Jonathan Green had been tracking a whale shark named Hope across the eastern Pacific for 280 days when the satellite transmissions from a GPS tag on her dorsal fin abruptly stopped.
It was not unusual for the GPS signal to go silent, even for weeks at a time, said Green, a scientist who has been studying the world's largest fish for three decades in the unique marine ecosystem around the Galápagos Islands.
But then he looked at satellite images in the area where Hope was last tracked – more than a thousand nautical miles west of the islands – and noticed the ocean was being patrolled by hundreds of Chinese fishing boats.

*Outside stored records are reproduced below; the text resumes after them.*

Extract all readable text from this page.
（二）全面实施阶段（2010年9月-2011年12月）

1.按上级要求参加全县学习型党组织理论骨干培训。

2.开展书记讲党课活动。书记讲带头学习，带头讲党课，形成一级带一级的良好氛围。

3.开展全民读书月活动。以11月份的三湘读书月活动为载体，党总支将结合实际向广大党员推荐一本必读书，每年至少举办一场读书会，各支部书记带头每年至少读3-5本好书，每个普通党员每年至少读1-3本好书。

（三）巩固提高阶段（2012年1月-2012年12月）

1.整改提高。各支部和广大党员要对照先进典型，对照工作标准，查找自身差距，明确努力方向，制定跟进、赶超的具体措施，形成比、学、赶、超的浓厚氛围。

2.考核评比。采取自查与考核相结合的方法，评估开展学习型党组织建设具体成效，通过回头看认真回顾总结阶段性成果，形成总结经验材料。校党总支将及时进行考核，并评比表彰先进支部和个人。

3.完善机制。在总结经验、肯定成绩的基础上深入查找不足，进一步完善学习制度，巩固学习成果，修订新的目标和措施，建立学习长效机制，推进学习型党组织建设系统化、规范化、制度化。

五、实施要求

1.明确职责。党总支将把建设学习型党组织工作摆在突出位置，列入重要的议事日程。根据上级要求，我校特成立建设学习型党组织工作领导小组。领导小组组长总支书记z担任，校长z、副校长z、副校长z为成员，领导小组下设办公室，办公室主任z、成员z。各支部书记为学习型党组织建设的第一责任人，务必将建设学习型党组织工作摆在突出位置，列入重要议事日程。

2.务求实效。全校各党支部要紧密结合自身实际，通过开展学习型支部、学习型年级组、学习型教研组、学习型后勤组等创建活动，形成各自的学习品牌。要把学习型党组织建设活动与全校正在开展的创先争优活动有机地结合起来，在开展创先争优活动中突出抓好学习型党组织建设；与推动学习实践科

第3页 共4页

"I began to look into it and found that at the very end of her track she began to speed up," said Green, co-founder and director of the Galápagos Whale Shark Project.

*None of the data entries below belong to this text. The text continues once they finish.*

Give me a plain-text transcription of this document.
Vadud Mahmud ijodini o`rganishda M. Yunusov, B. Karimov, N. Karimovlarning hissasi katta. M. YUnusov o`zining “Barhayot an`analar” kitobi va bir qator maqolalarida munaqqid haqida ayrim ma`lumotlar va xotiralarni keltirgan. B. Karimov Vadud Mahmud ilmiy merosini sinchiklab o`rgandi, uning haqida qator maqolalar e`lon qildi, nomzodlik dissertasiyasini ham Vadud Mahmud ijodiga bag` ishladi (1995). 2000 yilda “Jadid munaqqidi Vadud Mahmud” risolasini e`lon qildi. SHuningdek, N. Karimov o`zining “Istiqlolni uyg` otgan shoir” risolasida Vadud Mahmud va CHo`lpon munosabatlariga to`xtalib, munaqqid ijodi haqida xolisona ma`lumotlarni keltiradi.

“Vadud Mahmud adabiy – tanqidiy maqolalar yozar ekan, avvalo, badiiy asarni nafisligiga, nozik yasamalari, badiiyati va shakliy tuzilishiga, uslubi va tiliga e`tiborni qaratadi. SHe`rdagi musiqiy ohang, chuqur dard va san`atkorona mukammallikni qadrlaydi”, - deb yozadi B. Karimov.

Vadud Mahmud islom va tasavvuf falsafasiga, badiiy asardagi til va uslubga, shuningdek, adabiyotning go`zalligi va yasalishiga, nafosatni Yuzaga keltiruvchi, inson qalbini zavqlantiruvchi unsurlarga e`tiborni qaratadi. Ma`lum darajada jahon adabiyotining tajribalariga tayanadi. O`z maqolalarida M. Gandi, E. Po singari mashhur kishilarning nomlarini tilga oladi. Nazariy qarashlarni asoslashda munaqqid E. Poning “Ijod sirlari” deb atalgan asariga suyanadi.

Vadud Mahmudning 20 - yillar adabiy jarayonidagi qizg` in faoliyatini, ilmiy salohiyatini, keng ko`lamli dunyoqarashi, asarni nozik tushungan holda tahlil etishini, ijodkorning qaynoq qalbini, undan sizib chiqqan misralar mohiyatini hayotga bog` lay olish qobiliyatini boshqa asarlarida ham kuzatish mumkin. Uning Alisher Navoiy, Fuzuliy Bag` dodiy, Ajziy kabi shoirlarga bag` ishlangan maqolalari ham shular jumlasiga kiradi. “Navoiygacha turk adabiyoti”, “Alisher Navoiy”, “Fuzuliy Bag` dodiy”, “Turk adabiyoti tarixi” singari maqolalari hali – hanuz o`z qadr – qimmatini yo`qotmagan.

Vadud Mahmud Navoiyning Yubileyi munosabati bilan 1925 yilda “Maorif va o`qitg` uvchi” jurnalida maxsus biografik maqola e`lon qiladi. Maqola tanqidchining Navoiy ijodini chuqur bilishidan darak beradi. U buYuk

"It went from one knot to six or seven knots for the last 32 minutes – which is, of course, the speed of a fishing boat," he said.

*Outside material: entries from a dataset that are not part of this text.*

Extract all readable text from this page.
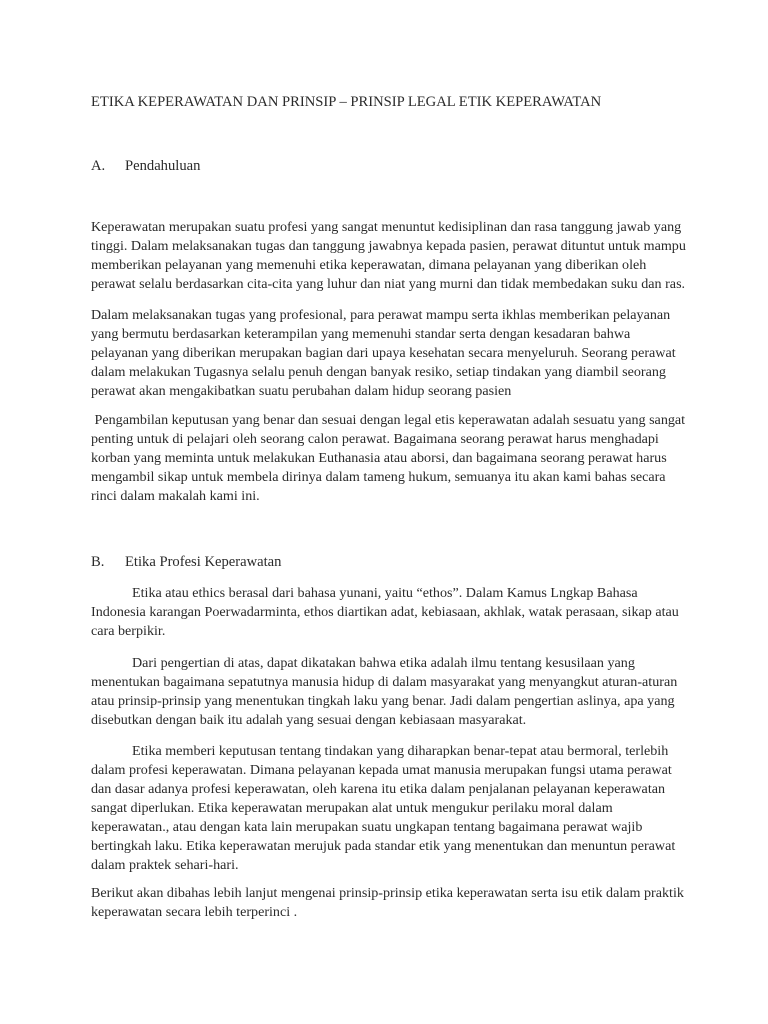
ETIKA KEPERAWATAN DAN PRINSIP – PRINSIP LEGAL ETIK KEPERAWATAN
A. Pendahuluan
Keperawatan merupakan suatu profesi yang sangat menuntut kedisiplinan dan rasa tanggung jawab yang
tinggi. Dalam melaksanakan tugas dan tanggung jawabnya kepada pasien, perawat dituntut untuk mampu
memberikan pelayanan yang memenuhi etika keperawatan, dimana pelayanan yang diberikan oleh
perawat selalu berdasarkan cita-cita yang luhur dan niat yang murni dan tidak membedakan suku dan ras.
Dalam melaksanakan tugas yang profesional, para perawat mampu serta ikhlas memberikan pelayanan
yang bermutu berdasarkan keterampilan yang memenuhi standar serta dengan kesadaran bahwa
pelayanan yang diberikan merupakan bagian dari upaya kesehatan secara menyeluruh. Seorang perawat
dalam melakukan Tugasnya selalu penuh dengan banyak resiko, setiap tindakan yang diambil seorang
perawat akan mengakibatkan suatu perubahan dalam hidup seorang pasien
Pengambilan keputusan yang benar dan sesuai dengan legal etis keperawatan adalah sesuatu yang sangat
penting untuk di pelajari oleh seorang calon perawat. Bagaimana seorang perawat harus menghadapi
korban yang meminta untuk melakukan Euthanasia atau aborsi, dan bagaimana seorang perawat harus
mengambil sikap untuk membela dirinya dalam tameng hukum, semuanya itu akan kami bahas secara
rinci dalam makalah kami ini.
B. Etika Profesi Keperawatan
Etika atau ethics berasal dari bahasa yunani, yaitu “ethos”. Dalam Kamus Lngkap Bahasa
Indonesia karangan Poerwadarminta, ethos diartikan adat, kebiasaan, akhlak, watak perasaan, sikap atau
cara berpikir.
Dari pengertian di atas, dapat dikatakan bahwa etika adalah ilmu tentang kesusilaan yang
menentukan bagaimana sepatutnya manusia hidup di dalam masyarakat yang menyangkut aturan-aturan
atau prinsip-prinsip yang menentukan tingkah laku yang benar. Jadi dalam pengertian aslinya, apa yang
disebutkan dengan baik itu adalah yang sesuai dengan kebiasaan masyarakat.
Etika memberi keputusan tentang tindakan yang diharapkan benar-tepat atau bermoral, terlebih
dalam profesi keperawatan. Dimana pelayanan kepada umat manusia merupakan fungsi utama perawat
dan dasar adanya profesi keperawatan, oleh karena itu etika dalam penjalanan pelayanan keperawatan
sangat diperlukan. Etika keperawatan merupakan alat untuk mengukur perilaku moral dalam
keperawatan., atau dengan kata lain merupakan suatu ungkapan tentang bagaimana perawat wajib
bertingkah laku. Etika keperawatan merujuk pada standar etik yang menentukan dan menuntun perawat
dalam praktek sehari-hari.
Berikut akan dibahas lebih lanjut mengenai prinsip-prinsip etika keperawatan serta isu etik dalam praktik
keperawatan secara lebih terperinci .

The fishing vessels that Green saw on the satellite images are believed to belong to an enormous Chinese-flagged fleet which Ecuadorian authorities last week warned was just outside the Galápagos Islands' territorial waters.
"I don't have proof but my hypothesis is that she was caught by vessels from the same fleet which is now situated to the south of the islands," Green told the Guardian. She is the third GPS-tracked whale shark to have gone missing in the last decade, he added.